Publicado no DOE - DF em 24 jul 2026
ICMS. Redução da base de cálculo. “Farinha de rosca” obtida a partir de processo de industrialização, composta por diversos produtos, dentre eles farinha de trigo enriquecida com ferro, ácido fólico, sal e corantes artificiais. 1 – Inaptidão para enquadramento no benefício fiscal destinado ao produto descrito na norma distrital como “trigo”. 2 – Inaptidão para enquadramento no benefício fiscal, destinado ao produto descrito na norma distrital como “farinha de trigo”. 3 – Inexistência de previsão para os “produtos de padaria, pastelaria ou da indústria de bolachas e biscoitos”.
ICMS. Redução da base de cálculo. "Farinha de rosca" obtida a partir de processo de industrialização, composta por diversos produtos, dentre eles farinha de trigo enriquecida com ferro, ácido fólico, sal e corantes artificiais. 1 - Inaptidão para enquadramento no benefício fiscal destinado ao produto descrito na norma distrital como "trigo". 2 - Inaptidão para enquadramento no benefício fiscal, destinado ao produto descrito na norma distrital como "farinha de trigo". 3 - Inexistência de previsão para os "produtos de padaria, pastelaria ou da indústria de bolachas e biscoitos".
Pessoa jurídica de direito privado, estabelecida nesta unidade federada, formula consulta envolvendo o Imposto sobre Operações Relativas à Circulação de Mercadorias e sobre Prestações de Serviços de Transporte Interestadual e Intermunicipal e de Comunicação - ICMS, disciplinado neste território por legislação esparsa, em especial pela Lei nº 1.254/1996 e pelo Decreto nº 18.955 de 22 de dezembro de 1997 (RICMS).
Em apertadíssima inicial, juntando apenas documentos de praxe e memorial descrito relativo à composição do produto farinha de rosca, vai diretamente aos quesitos formulados, que podem ser assim apresentados:
(i) Qual o "correto enquadramento fiscal do produto farinha de rosca, especialmente no que se refere à sua classificação na Nomenclatura Comum do Mercosul (NCM)"?

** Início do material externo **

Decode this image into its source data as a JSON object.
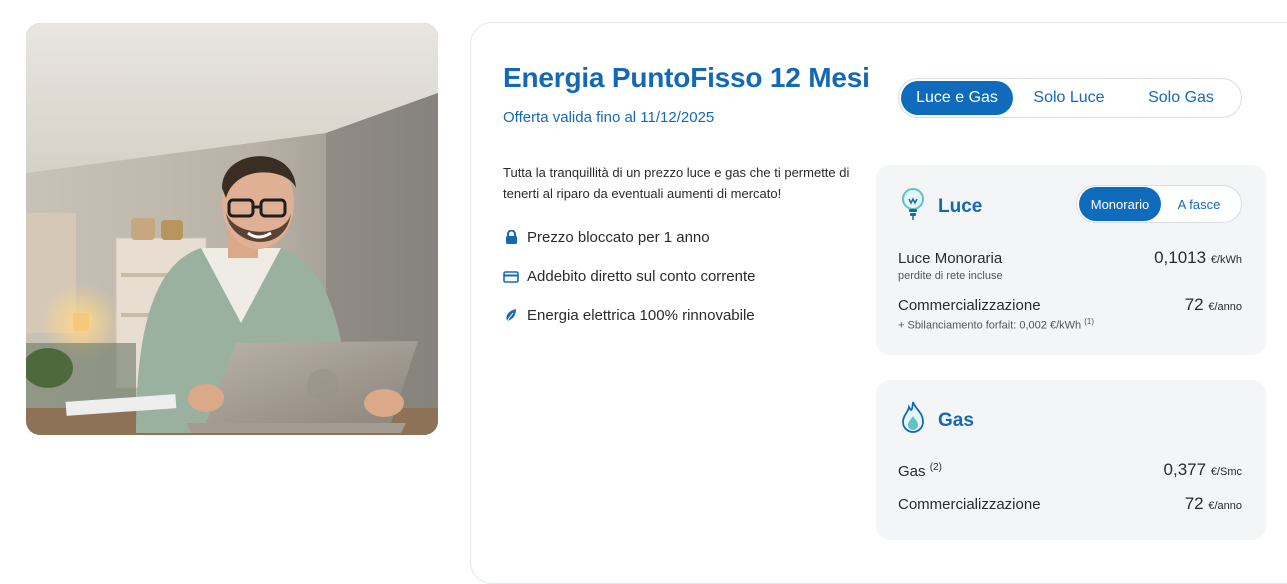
{
  "offer": {
    "title": "Energia PuntoFisso 12 Mesi",
    "validity": "Offerta valida fino al 11/12/2025",
    "description": "Tutta la tranquillità di un prezzo luce e gas che ti permette di tenerti al riparo da eventuali aumenti di mercato!",
    "features": [
      {
        "icon": "lock-icon",
        "label": "Prezzo bloccato per 1 anno"
      },
      {
        "icon": "card-icon",
        "label": "Addebito diretto sul conto corrente"
      },
      {
        "icon": "leaf-icon",
        "label": "Energia elettrica 100% rinnovabile"
      }
    ]
  },
  "supply_tabs": {
    "options": [
      "Luce e Gas",
      "Solo Luce",
      "Solo Gas"
    ],
    "selected": "Luce e Gas"
  },
  "luce": {
    "icon": "lightbulb-icon",
    "title": "Luce",
    "tariff_tabs": {
      "options": [
        "Monorario",
        "A fasce"
      ],
      "selected": "Monorario"
    },
    "rows": [
      {
        "name": "Luce Monoraria",
        "note": "perdite di rete incluse",
        "value": "0,1013",
        "unit": "€/kWh"
      },
      {
        "name": "Commercializzazione",
        "note": "+ Sbilanciamento forfait: 0,002 €/kWh",
        "note_ref": "(1)",
        "value": "72",
        "unit": "€/anno"
      }
    ]
  },
  "gas": {
    "icon": "flame-icon",
    "title": "Gas",
    "rows": [
      {
        "name": "Gas",
        "name_ref": "(2)",
        "value": "0,377",
        "unit": "€/Smc"
      },
      {
        "name": "Commercializzazione",
        "value": "72",
        "unit": "€/anno"
      }
    ]
  },
  "colors": {
    "primary": "#1469b4",
    "active_tab": "#0f6cbd",
    "box_bg": "#f3f5f7",
    "accent_icon": "#5bc3c9"
  }
}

(ii) Quanto ao "benefício fiscal de redução da base de cálculo do ICMS previsto no Anexo I, Caderno II, item 11, inciso I, alínea "u", do RICMS/DF", "a farinha de rosca, composta essencialmente por farinha de trigo enriquecida com ferro e ácido fólico, sal e corantes artificiais, deve ser classificada no NCM 1101.00.10 (farinha de trigo) ou no NCM 1905.90.90 (produtos de padaria, pastelaria ou da indústria de bolachas e biscoitos), bem como se, em qualquer dessas hipóteses, é possível a aplicação do referido benefício fiscal, considerando sua natureza e composição à base de trigo"?
Registre-se que a Autoridade Fiscal promove a análise da matéria consultada plenamente vinculada à legislação tributária.
Após o trâmite de praxe na Coordenação de Atendimento ao Contribuinte - COATE, exclusivamente para saneamento processual e exercício do juízo inicial de admissibilidade de Consulta Formal, nos termos do previsto na alínea "a" do inciso IV do art. 1º da Ordem de Serviço SUREC nº 14, de 26 de fevereiro de 2025, inicia-se a fase de análise do mérito da matéria arguida, sendo necessária a reapreciação da admissibilidade, que ora se faz pela Coordenação de Tributação, nos termos do inciso VI do art. 1º da mesma norma.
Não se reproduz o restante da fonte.